Clustering from OpenLearn: "Volunteer students" and "social learners".Try to focus on those with social characteristics.

Phase 1 - observational approach to identify what actions represent the more social approach on OpenLearn - and then find who fits those patterns. Actions and text analysis will be used to bring out these aspects. Looking for deeper and light evidence - lighter may still be an important aspect of affective environment.

Task and non-task dialogues are both indicators.

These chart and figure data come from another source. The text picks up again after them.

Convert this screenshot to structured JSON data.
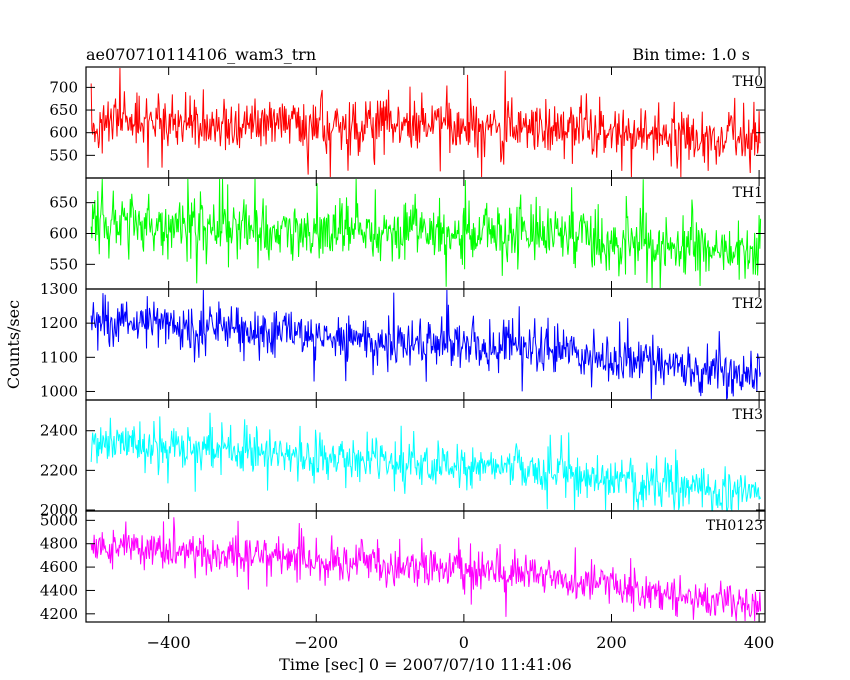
{
  "chart_data": {
    "type": "line",
    "title": "ae070710114106_wam3_trn",
    "bin_time_label": "Bin time: 1.0 s",
    "xlabel": "Time [sec] 0 = 2007/07/10 11:41:06",
    "ylabel": "Counts/sec",
    "xlim": [
      -512,
      408
    ],
    "x_ticks": [
      -400,
      -200,
      0,
      200,
      400
    ],
    "x_tick_labels": [
      "−400",
      "−200",
      "0",
      "200",
      "400"
    ],
    "x_start": -505,
    "x_end": 402,
    "bin": 1.0,
    "panels": [
      {
        "name": "TH0",
        "color": "#ff0000",
        "ylim": [
          500,
          745
        ],
        "y_ticks": [
          550,
          600,
          650,
          700
        ],
        "trend_x": [
          -505,
          -400,
          -200,
          0,
          150,
          250,
          402
        ],
        "trend_y": [
          625,
          620,
          615,
          615,
          605,
          595,
          580
        ],
        "noise_sd": 27,
        "spike_prob": 0.06
      },
      {
        "name": "TH1",
        "color": "#00ff00",
        "ylim": [
          510,
          690
        ],
        "y_ticks": [
          550,
          600,
          650
        ],
        "trend_x": [
          -505,
          -400,
          -200,
          0,
          150,
          250,
          402
        ],
        "trend_y": [
          618,
          612,
          606,
          602,
          594,
          585,
          568
        ],
        "noise_sd": 23,
        "spike_prob": 0.06
      },
      {
        "name": "TH2",
        "color": "#0000ff",
        "ylim": [
          975,
          1300
        ],
        "y_ticks": [
          1000,
          1100,
          1200,
          1300
        ],
        "trend_x": [
          -505,
          -400,
          -200,
          0,
          150,
          250,
          402
        ],
        "trend_y": [
          1205,
          1195,
          1165,
          1140,
          1110,
          1080,
          1048
        ],
        "noise_sd": 34,
        "spike_prob": 0.05
      },
      {
        "name": "TH3",
        "color": "#00ffff",
        "ylim": [
          1995,
          2555
        ],
        "y_ticks": [
          2000,
          2200,
          2400
        ],
        "trend_x": [
          -505,
          -400,
          -200,
          0,
          150,
          250,
          402
        ],
        "trend_y": [
          2345,
          2325,
          2270,
          2220,
          2170,
          2130,
          2090
        ],
        "noise_sd": 55,
        "spike_prob": 0.05
      },
      {
        "name": "TH0123",
        "color": "#ff00ff",
        "ylim": [
          4130,
          5080
        ],
        "y_ticks": [
          4200,
          4400,
          4600,
          4800,
          5000
        ],
        "trend_x": [
          -505,
          -400,
          -200,
          0,
          150,
          250,
          402
        ],
        "trend_y": [
          4790,
          4745,
          4650,
          4590,
          4490,
          4390,
          4270
        ],
        "noise_sd": 80,
        "spike_prob": 0.05
      }
    ]
  }
}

Important to research to help look at ways to access and support lifelong learning. Prepare for a future approach to open learning that allows:

  • personalisation & individualisation
  • collaboration & communication

Patrick McAndrew
2:04pm 17 March 2010


Comments:

Exciting view of social learning as changing identity

Social learning as bringing together people and need to understand what gives enough traction and identity. Link to community of practice. Where is the practice for learners: being a student v the subject matter.

Kasia Kozinska
5:50pm 17 March 2010


Thank you for your comments, Patrick. One of the points that I was also trying to make by bringing together learning theories such as SCAT or social constructivism and social learning by Bandura is  that they do not necessarily have to exclude one another; quite conversely, I think that there are ways to combine them in such ways that can really benefit learners in online learning spaces such as OpenLearn.

And certainly the reflective observation; the reading and analysing  of the virtual output of others can enhance the learning process making OpenLearn actually more than a learning space - turning it into a thinking space, a space for personal growth, improvement and development.